I hope we’ll all be hearing a lot more of Angela Corey, as well. She’ll have her supporters, rabid ones: for the most of us, not people we know, or want to know. They, and she, will find ways to justify the callous and irrational as they sanctimoniously dispose of another and another inconsequential inconvenience in their daily affairs. Corey is already blaming the media: "I think social media is going to be the destruction of this country." And, get this!, the public and the Internet! "I want to run my office and I want to run my cases according to the law," she said. Florida "law," that is: law unto itself. "And there is nothing in the U.S. Constitution that says the public has a right to have a trial by internet."

The public—that nervily opinionated sector in Corey’s eyes—will be hearing also about Jordan Davis. Jordan, 17, was seated in the back seat of an SUV listening to music with three friends, all teens, "all well-raised," according to a report, when Michael David Dunn, a 46-year-old, 300- pound white man parked next to them, rolled down the window of his car and told the boys to turn down the music, starting an exchange of words that he ended by firing ten rounds into the boys’ SUV, two of which struck Jordan and resulted in his bleeding to death. Dunn, who fled the scene of the crime without ever reporting the incident to anyone, which might have saved Jordan’s life, is pleading self-defense!

Sometimes, words speak louder than actions. Lawmakers and jurors should heed them. Jordan Davis’s mother had the remarkable grace to say, "We are not looking at it as [a] hate crime because that's not going to honor Jordan." Marissa Alexander’s daughter, Havelin, at 11, questioned "how my mom could be beaten, but she's the one arrested." Trayvon Martin’s father counseled those gathered at a post-verdict vigil, "Senseless violence is a disease and we as a people have the cure, we just need to come together."

Compare those words with Michael Dunn’s 20-year-old daughter, Rebecca’s, "He just reacted." Marissa Alexander’s husband’s statements in a deposition, in which he admitted, "I got five baby mammas, and I put my hands on every last one of them except for one." [That’s] "the way I was with women… they had to walk on eggshells around me." Two of them "got hit in the mouth" because they "just wouldn’t shut up." George Zimmerman’s father’s warning in an e-book he wrote and released on Amazon, that "every American should be aware of … wholly unethical opportunists, including those in government, the legal profession, and the media"—it’s that damned irksome media again!—[who] "routinely utilize race to incite and agitate hatred and divisiveness for their own rewards."

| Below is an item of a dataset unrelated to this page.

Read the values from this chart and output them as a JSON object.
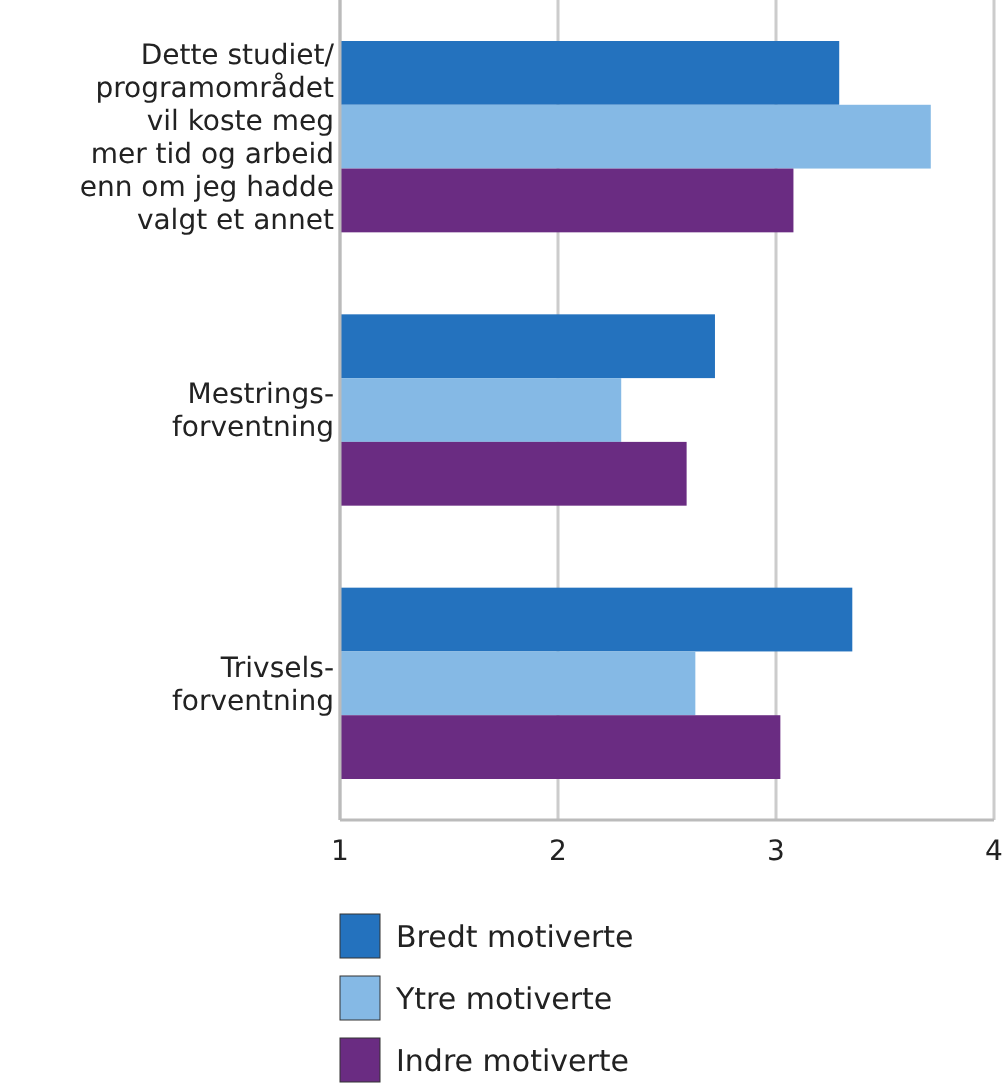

So who, and what’s, ultimately being tried in these Florida court cases? Flagrantly, blatantly, egregiously on trial was the defenseless Trayvon Martin, and not the stalking vigilante whose predisposition to seeing a black youth as "trouble" and whose over-eagerness to take the law into his own hands triggered the entirely avoidable tragedy. Moreover, since Trayvon Martin was, even in absentia, put on trial, wasn’t he, even in death, entitled to the primary stand-your-ground claim of self-defense?

On trial was civil law: man-made, consequently manhandledand common law: the confluence of the wisdom of centuries of jurisprudential precedents arrogantly shunted aside by largely negligible lawmakers who think they know better. Inescapably on trial was the Second Amendment ("the right to bear arms" notably emanating from English common law) and "Stand Your Ground" law (a perversion of our Founding Founders’ intentions and the common law). Still to be reckoned with: the NRA; the presumable behind-the-scenes shenanigans unsurprising to Florida; and Florida law.